2.3 KiB
ADR-0022: Device-Fingerprint lokal auf dem Gerät hinterlegt
Status: Beschlossen Datum: 28.08.2026
Kontext
Beim Nachforschen, warum ein physisch installiertes Test-Notebook
(tuxflotte-mint-test) in keiner Geräteliste auftauchte, stellte sich
heraus: die Installation stammte aus der Zeit vor dem Mint-Backend
(04.08.2026) bzw. vor dem WLAN-Zugangsdaten-Mechanismus (21.07.2026) — zu
diesem Zeitpunkt gab es noch keinen Provisioning-Agent, die fehlende
Registrierung war also erwartbar, kein Bug.
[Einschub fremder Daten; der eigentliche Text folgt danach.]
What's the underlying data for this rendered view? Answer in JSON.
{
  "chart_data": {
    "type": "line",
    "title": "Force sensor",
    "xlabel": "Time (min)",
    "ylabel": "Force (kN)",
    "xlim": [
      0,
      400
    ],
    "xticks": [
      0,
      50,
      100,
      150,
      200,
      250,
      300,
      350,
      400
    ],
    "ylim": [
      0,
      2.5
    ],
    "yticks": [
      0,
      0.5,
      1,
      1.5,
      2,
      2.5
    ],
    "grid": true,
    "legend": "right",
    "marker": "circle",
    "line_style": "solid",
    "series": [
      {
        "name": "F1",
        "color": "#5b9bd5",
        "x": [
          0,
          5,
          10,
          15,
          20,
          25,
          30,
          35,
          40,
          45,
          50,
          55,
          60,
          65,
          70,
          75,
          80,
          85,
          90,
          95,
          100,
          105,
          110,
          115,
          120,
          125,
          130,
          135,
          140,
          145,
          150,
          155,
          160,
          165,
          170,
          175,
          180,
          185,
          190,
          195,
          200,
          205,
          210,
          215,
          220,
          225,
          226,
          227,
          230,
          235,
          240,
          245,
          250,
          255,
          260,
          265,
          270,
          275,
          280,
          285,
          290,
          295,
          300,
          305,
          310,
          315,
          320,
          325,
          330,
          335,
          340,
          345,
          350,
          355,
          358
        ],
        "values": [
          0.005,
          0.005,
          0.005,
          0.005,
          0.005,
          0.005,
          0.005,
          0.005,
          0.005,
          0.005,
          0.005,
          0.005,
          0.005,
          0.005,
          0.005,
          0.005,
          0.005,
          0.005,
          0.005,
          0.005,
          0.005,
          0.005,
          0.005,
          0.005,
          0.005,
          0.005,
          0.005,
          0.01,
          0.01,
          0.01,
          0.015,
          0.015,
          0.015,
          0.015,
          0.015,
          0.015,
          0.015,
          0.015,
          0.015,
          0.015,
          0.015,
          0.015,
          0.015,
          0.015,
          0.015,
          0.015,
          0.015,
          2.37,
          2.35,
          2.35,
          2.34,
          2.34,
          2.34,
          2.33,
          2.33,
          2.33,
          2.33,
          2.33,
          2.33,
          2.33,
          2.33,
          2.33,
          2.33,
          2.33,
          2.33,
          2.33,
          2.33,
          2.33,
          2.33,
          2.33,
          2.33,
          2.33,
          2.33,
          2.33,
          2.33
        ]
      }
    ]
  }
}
Dabei kam aber eine echte Lücke ans Licht: device_fingerprint (SHA256 aus
System-UUID, Seriennummern und MAC-Adressen, 10_hardware.sh: build_device_fingerprint()) wird nur einmalig während des Live-Boots
berechnet, an /api/v1/activate geschickt und danach nirgends auf dem
installierten Zielsystem hinterlegt. Die Kundenplattform-Geräteliste
zeigt ihn an (geraete_liste.html), aber steht man vor der physischen
Maschine, gab es keine Möglichkeit, den angezeigten Wert gegenzuprüfen —
Identifikation war nur in einer Richtung möglich.
Entscheidung
Beide Backends (backends/mint/backend.sh + postinstall.sh,
backends/fedora/backend.sh + kickstart.tpl) lesen den bereits während
des Live-Boots berechneten Fingerprint jetzt zusätzlich aus der ohnehin
vorhandenen /run/tuxflotte/hardware/hardware.json (.identity. device_fingerprint) — bewusst nicht aus der Serverantwort, die nur die
zugewiesene device_id kennt, nicht den ursprünglichen Hardware-Hash.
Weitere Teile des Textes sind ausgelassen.